In the modern world, how has institutionalized racism affected the African-American mother who is afraid of water and is unable to teach or articulate the values of water safety to her children?
American swimmer Cullen Jones is trying to change these values. At the 2012 Olympic Games, Jones was the first African-American to win an individual gold medal in swimming. He went on to win another gold and two silver medals. As a young child, he was the victim of a near drowning in a public water park and his grandmother promptly put him into swim lessons.
According to Black Enterprise.com, Jones said, “Thanks to the hard work and research of the University of Memphis and the USA Swimming Foundation’s Make a Splash initiative, we now know that there are 3 major reasons why African Americans don’t swim. The #1 reason is fear, which trumps all other factors; then parental backing and physical appearance.”

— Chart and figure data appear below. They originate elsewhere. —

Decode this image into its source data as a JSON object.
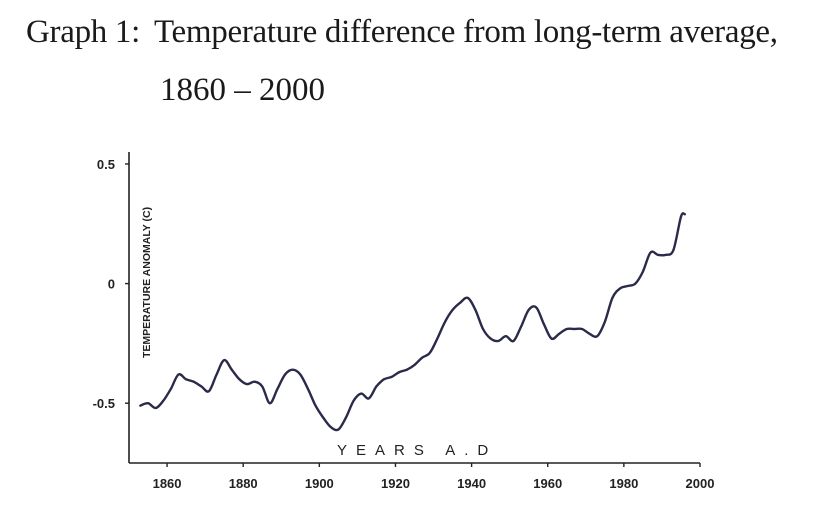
{
  "header": {
    "graph_number": "Graph 1:",
    "title": "Temperature difference from long-term average,",
    "subtitle": "1860 – 2000"
  },
  "chart_data": {
    "type": "line",
    "title": "Temperature difference from long-term average, 1860 – 2000",
    "xlabel": "YEARS A.D",
    "ylabel": "TEMPERATURE ANOMALY (C)",
    "xlim": [
      1850,
      2000
    ],
    "ylim": [
      -0.75,
      0.55
    ],
    "x_ticks": [
      1860,
      1880,
      1900,
      1920,
      1940,
      1960,
      1980,
      2000
    ],
    "x_tick_labels": [
      "1860",
      "1880",
      "1900",
      "1920",
      "1940",
      "1960",
      "1980",
      "2000"
    ],
    "y_ticks": [
      0.5,
      0,
      -0.5
    ],
    "y_tick_labels": [
      "0.5",
      "0",
      "-0.5"
    ],
    "grid": false,
    "line_color": "#2a2a4a",
    "series": [
      {
        "name": "Temperature anomaly",
        "x": [
          1853,
          1855,
          1857,
          1859,
          1861,
          1863,
          1865,
          1867,
          1869,
          1871,
          1873,
          1875,
          1877,
          1879,
          1881,
          1883,
          1885,
          1887,
          1889,
          1891,
          1893,
          1895,
          1897,
          1899,
          1901,
          1903,
          1905,
          1907,
          1909,
          1911,
          1913,
          1915,
          1917,
          1919,
          1921,
          1923,
          1925,
          1927,
          1929,
          1931,
          1933,
          1935,
          1937,
          1939,
          1941,
          1943,
          1945,
          1947,
          1949,
          1951,
          1953,
          1955,
          1957,
          1959,
          1961,
          1963,
          1965,
          1967,
          1969,
          1971,
          1973,
          1975,
          1977,
          1979,
          1981,
          1983,
          1985,
          1987,
          1989,
          1991,
          1993,
          1995,
          1996
        ],
        "values": [
          -0.51,
          -0.5,
          -0.52,
          -0.49,
          -0.44,
          -0.38,
          -0.4,
          -0.41,
          -0.43,
          -0.45,
          -0.38,
          -0.32,
          -0.36,
          -0.4,
          -0.42,
          -0.41,
          -0.43,
          -0.5,
          -0.44,
          -0.38,
          -0.36,
          -0.38,
          -0.44,
          -0.51,
          -0.56,
          -0.6,
          -0.61,
          -0.56,
          -0.49,
          -0.46,
          -0.48,
          -0.43,
          -0.4,
          -0.39,
          -0.37,
          -0.36,
          -0.34,
          -0.31,
          -0.29,
          -0.23,
          -0.16,
          -0.11,
          -0.08,
          -0.06,
          -0.11,
          -0.19,
          -0.23,
          -0.24,
          -0.22,
          -0.24,
          -0.18,
          -0.11,
          -0.1,
          -0.17,
          -0.23,
          -0.21,
          -0.19,
          -0.19,
          -0.19,
          -0.21,
          -0.22,
          -0.16,
          -0.06,
          -0.02,
          -0.01,
          0.0,
          0.05,
          0.13,
          0.12,
          0.12,
          0.14,
          0.28,
          0.29
        ]
      }
    ]
  }
}
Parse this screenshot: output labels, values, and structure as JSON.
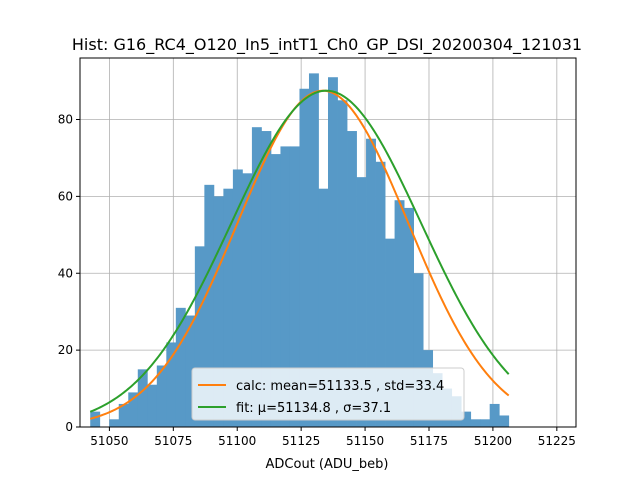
{
  "chart_data": {
    "type": "bar",
    "title": "Hist: G16_RC4_O120_In5_intT1_Ch0_GP_DSI_20200304_121031",
    "xlabel": "ADCout (ADU_beb)",
    "ylabel": "",
    "xlim": [
      51038.5,
      51232.5
    ],
    "ylim": [
      0,
      96
    ],
    "xticks": [
      51050,
      51075,
      51100,
      51125,
      51150,
      51175,
      51200,
      51225
    ],
    "yticks": [
      0,
      20,
      40,
      60,
      80
    ],
    "grid": true,
    "legend_position": "lower-center",
    "bar_color": "#5799c7",
    "bins": {
      "start": 51042.5,
      "width": 3.72,
      "counts": [
        4,
        0,
        2,
        6,
        9,
        15,
        11,
        16,
        22,
        31,
        29,
        47,
        63,
        60,
        62,
        67,
        66,
        78,
        77,
        71,
        73,
        73,
        88,
        92,
        62,
        91,
        85,
        77,
        65,
        75,
        69,
        49,
        59,
        57,
        40,
        20,
        14,
        10,
        8,
        4,
        2,
        2,
        6,
        3
      ]
    },
    "series": [
      {
        "name": "calc: mean=51133.5 , std=33.4",
        "kind": "gaussian",
        "mu": 51133.5,
        "sigma": 33.4,
        "amplitude": 87.5,
        "color": "#ff7f0e"
      },
      {
        "name": "fit: μ=51134.8 , σ=37.1",
        "kind": "gaussian",
        "mu": 51134.8,
        "sigma": 37.1,
        "amplitude": 87.5,
        "color": "#2ca02c"
      }
    ]
  }
}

Another article stated, “there is no question that not knowing how to swim contributes to the deaths of minority children who drown in pools and in natural bodies of water such as lakes, streams or the ocean. The focus is on minority children because the data show they are most at risk for drowning. It’s a cultural issue, because many of the African-American and Hispanic children have parents and grandparents who never learned to swim.”
In my own professional experience, I have seen how few African-Americans pursue jobs as lifeguards, let alone participate in competitive swimming. Out of 300,000 people who visit the swimming pools annually, roughly 25% of visitors are African-American. One year, out of 140 lifeguard staff, only 13 were classified as Latino, Asian or Black. In the 14 years while I was the director, I was only able to hire four, qualified African-American Pool Managers.
Cullen Jones’ Make a Splash Initiative provides important leisure education and swim lessons to families from diverse ethnic backgrounds. The safety commission is working with the YMCA, the American Red Cross, public schools and other community organizations to boost access to free swimming lessons.
What else can families do? Citizens in many local park districts are voting to tax themselves to provide more funds for public safety and general funded recreation programs, including aquatics. Sign your children up for swim lessons, swim team programs and junior lifeguard programs. Encourage your teens to become lifeguards for a worthwhile and decent-paying summer job.
With access to free and low-cost swimming programs, children from all ethnic backgrounds can learn to swim and eventually become lifeguards. Perhaps they can be the new role models to other children who attend swimming pools.